Recently I began keeping track of interesting public data sources using the del.icio.us tag judell/publicdata, and invited others to do the same using their own del.icio.us accounts. That method sets up an interesting pattern of collaboration whereby all contributions flow up to the global bucket, tag/publicdata, but individual contributors can curate subsets of that collection according to their own interests.
A nice example of that pattern emerged when the Many Eyes folks showed up at manyeyes/publicdata. Their contributions flowed up to the global bucket, and thence to the RSS feed I’m watching, which is how I got to find out about this excellent survey of a variety of public sources. It was done for a class at the University of Maryland, and it very helpfully characterizes data sources along a number of axes including searchability, browsability, interaction, and formats.
All this is quite straightforward and unsurprising to anyone who’s familiar with social bookmarking — which is to say, still quite unfamiliar to most people today.
So there’s not much chance that the next maneuver I’m going to describe will resonate in the general population, but I want to describe it anyway because those of us who think about these things ought to be thinking about how to make it more discoverable.
Several years ago, in a screencast entitled Language evolution in del.icio.us, I posited that tag vocabularies could evolve in the same way that natural languages do. In the realm of natural language, we coin new words all the time. When we hear a new word that we like, we adopt it — or, perhaps, adapt it. The punchline of the screencast was that this is how the grassroots semantic web will form. There are just two requirements: We need to be able to speak, and we need to be able to hear others speak.
Speaking, in the realm of tag vocabularies, means writing tags, and sometimes creating new ones. Hearing means reading tags, and observing how they’re applied to resources and by whom.
If you land on a page that you haven’t yet bookmarked, you can use the del.icio.us posting bookmarklet to show you (as recommended tags) which other tags have been assigned to that URL.

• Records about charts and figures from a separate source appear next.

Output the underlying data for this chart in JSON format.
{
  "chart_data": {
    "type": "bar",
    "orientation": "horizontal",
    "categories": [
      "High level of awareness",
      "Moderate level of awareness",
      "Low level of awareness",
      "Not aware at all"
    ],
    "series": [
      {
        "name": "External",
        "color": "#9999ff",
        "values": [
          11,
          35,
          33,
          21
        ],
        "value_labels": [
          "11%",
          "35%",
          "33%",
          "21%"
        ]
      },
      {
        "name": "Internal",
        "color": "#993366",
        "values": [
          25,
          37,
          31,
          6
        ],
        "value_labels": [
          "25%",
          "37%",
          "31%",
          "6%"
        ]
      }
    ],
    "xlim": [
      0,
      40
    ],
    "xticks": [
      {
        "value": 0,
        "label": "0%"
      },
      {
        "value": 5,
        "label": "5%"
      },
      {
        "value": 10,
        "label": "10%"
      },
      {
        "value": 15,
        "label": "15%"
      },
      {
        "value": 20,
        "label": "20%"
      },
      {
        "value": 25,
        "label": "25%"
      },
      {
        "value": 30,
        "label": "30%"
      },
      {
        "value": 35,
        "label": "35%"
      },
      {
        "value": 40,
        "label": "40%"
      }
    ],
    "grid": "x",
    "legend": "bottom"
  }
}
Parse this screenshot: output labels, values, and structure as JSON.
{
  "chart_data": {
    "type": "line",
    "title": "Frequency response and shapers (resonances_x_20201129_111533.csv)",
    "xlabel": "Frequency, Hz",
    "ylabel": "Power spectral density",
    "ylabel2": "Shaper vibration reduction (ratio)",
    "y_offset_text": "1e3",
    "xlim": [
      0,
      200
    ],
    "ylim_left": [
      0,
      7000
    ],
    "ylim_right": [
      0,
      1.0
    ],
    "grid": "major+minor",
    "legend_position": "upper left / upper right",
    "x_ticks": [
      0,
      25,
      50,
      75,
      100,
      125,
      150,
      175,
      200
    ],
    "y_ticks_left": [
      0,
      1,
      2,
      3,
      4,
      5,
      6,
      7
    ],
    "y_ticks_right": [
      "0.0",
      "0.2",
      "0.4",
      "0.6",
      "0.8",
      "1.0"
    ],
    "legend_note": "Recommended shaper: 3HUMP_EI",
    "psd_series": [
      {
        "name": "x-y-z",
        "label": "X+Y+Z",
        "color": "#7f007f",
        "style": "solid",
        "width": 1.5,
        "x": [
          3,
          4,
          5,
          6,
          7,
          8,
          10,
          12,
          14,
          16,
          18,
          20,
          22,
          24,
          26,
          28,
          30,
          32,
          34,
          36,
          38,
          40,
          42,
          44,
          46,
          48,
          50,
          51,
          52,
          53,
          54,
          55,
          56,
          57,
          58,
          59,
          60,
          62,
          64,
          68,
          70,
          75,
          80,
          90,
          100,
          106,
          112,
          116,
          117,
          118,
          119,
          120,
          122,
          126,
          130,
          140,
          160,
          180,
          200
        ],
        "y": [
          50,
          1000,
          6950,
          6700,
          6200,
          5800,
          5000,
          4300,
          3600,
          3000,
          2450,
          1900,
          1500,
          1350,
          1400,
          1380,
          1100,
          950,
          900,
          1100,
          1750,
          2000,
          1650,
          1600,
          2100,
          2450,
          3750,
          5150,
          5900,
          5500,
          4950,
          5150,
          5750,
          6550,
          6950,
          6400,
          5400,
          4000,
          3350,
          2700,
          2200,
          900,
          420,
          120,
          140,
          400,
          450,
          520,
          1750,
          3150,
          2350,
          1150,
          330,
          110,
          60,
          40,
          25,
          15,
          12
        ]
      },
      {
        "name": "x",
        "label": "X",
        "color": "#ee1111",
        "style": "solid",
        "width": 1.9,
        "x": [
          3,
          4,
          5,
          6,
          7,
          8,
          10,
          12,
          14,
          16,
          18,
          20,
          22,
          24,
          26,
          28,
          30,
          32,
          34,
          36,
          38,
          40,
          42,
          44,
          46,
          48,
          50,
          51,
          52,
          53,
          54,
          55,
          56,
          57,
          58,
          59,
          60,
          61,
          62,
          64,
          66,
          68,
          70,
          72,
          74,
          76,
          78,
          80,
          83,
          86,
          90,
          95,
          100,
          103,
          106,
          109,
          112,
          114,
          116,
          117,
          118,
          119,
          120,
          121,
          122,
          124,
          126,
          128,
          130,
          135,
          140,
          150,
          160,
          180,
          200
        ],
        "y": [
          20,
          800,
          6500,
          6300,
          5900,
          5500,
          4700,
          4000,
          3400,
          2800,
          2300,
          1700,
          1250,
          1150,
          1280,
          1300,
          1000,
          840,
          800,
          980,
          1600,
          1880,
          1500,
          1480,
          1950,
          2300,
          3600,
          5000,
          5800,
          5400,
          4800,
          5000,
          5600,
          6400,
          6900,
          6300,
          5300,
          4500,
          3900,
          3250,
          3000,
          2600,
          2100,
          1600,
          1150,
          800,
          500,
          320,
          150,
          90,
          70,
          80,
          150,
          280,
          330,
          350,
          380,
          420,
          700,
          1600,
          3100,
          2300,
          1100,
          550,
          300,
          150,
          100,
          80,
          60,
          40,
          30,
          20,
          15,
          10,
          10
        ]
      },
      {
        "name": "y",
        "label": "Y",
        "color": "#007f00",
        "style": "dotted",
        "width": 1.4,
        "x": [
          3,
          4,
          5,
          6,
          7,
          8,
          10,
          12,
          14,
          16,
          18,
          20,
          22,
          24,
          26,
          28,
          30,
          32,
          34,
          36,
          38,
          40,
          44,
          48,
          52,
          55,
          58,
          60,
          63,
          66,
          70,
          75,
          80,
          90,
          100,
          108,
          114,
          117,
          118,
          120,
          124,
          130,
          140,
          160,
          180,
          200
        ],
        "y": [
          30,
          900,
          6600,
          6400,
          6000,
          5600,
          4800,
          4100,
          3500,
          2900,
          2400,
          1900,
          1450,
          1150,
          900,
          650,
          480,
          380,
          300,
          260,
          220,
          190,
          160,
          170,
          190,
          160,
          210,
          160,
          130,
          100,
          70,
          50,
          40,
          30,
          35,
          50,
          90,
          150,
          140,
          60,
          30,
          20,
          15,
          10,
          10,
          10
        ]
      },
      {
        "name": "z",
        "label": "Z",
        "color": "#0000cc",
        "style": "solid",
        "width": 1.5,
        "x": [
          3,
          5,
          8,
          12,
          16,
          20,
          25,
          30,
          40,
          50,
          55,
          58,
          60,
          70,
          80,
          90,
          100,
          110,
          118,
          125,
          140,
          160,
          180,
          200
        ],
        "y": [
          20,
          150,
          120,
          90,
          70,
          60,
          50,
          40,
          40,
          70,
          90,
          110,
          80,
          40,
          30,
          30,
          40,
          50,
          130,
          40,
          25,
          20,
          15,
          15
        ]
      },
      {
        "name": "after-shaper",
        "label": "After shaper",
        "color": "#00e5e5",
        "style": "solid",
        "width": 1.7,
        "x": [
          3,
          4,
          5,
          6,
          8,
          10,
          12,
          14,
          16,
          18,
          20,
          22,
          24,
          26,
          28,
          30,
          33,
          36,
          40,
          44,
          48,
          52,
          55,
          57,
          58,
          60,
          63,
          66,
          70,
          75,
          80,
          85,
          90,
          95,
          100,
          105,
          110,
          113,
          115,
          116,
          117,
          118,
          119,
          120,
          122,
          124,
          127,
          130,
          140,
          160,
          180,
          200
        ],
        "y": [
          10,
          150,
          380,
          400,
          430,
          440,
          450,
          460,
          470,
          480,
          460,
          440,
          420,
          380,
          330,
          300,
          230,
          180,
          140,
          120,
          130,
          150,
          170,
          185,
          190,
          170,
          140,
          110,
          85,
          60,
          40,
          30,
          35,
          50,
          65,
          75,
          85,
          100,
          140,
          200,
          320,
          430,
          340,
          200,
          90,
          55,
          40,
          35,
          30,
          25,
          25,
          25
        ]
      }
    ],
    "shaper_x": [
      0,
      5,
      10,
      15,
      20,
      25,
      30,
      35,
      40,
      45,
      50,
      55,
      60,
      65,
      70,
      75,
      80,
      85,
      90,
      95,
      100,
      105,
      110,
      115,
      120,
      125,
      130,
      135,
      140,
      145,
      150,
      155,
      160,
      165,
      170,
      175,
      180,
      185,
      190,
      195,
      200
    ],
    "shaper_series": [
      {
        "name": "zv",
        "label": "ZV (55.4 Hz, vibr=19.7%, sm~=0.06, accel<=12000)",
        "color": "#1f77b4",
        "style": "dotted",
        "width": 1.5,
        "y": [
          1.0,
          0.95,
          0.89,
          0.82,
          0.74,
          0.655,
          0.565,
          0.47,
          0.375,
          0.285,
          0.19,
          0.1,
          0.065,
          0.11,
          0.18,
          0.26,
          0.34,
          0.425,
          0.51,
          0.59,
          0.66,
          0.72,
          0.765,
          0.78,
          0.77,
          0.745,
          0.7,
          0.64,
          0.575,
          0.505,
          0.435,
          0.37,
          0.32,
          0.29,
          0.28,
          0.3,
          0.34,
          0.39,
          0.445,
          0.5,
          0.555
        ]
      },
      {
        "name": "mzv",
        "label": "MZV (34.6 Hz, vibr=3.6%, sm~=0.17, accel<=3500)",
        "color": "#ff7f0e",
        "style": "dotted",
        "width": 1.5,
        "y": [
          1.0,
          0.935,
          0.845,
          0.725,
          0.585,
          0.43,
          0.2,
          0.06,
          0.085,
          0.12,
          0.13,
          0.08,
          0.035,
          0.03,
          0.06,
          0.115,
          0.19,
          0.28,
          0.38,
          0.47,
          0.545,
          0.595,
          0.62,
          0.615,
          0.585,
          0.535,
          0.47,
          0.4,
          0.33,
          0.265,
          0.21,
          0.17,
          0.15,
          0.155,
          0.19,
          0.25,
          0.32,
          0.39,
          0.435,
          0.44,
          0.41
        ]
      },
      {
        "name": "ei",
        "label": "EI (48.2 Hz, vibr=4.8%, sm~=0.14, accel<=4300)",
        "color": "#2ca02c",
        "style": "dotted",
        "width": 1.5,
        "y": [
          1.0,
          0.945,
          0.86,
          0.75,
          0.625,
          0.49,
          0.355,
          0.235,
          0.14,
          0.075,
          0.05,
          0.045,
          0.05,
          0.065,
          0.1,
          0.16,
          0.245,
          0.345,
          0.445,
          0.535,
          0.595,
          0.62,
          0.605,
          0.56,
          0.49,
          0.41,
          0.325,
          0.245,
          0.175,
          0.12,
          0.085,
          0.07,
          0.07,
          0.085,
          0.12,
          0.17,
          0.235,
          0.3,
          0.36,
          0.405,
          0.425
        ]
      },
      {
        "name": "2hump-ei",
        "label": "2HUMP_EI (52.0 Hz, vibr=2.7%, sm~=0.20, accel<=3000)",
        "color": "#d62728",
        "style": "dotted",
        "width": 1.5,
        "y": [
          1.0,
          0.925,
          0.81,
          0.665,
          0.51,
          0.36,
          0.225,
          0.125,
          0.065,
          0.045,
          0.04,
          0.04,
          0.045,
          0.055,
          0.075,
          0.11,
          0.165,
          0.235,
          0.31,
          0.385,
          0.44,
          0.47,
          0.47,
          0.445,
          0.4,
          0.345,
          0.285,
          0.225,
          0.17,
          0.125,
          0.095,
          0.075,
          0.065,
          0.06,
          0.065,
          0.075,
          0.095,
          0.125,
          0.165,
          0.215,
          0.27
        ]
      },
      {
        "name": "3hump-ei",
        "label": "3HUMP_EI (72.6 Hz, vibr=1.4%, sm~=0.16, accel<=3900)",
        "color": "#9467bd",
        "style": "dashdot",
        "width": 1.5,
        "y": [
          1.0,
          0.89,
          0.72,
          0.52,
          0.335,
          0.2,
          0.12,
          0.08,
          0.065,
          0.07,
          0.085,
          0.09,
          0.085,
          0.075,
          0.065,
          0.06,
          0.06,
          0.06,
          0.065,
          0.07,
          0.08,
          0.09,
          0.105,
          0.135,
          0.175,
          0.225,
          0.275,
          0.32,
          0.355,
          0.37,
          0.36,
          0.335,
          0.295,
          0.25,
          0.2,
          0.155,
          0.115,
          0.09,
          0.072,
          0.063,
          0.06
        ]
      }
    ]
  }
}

I tend to rely on a more sensitive organ of hearing: a bookmarklet that I call dc, for del.icio.us conversation. I use it all the time. Suppose, for example, I’d found that University of Maryland page through some other means of referral than del.icio.us. I’d have reflexively clicked the dc bookmarklet to produce this report which shows who else has bookmarked that page, and how it has been described.
In this case there’s not much to see. The URL was bookmarked once in Feb 07, by elzzup, to the tags data and class, and again in Jul 07, by manyeyes, to the tag publicdata.
This view is interesting for a couple of reasons that I don’t think are widely appreciated. First, it shows a progression from general ways of describing the resource to a more particular way. Note, by the way, that the proposed refinement of data to publicdata is not visible when you launch the bookmarking form, which recommends only class and publicdata. Note also that the introduction of publicdata is really a hack. It would arguably be better to rely on the individual tags public and data. But that would make it necessary to query for the conjunction, and that connection is too fragile. So publicdata also suggests something about how to form tags — that is, by making these conjunctions explicit.
Second, it shows who has proposed publicdata — namely, manyeyes, an identity that may be recognized, and that if recognized will add weight to the proposed usage of the tag.
These are subtle effects. For most people, they’re too subtle to matter at all. But I’m reminded that there’s important work yet to be done to render these effects in ways that make it easier for everyone to hear (and visualize) linguistic evolution in the tag domain, so that people can participate more actively and more naturally in that evolution.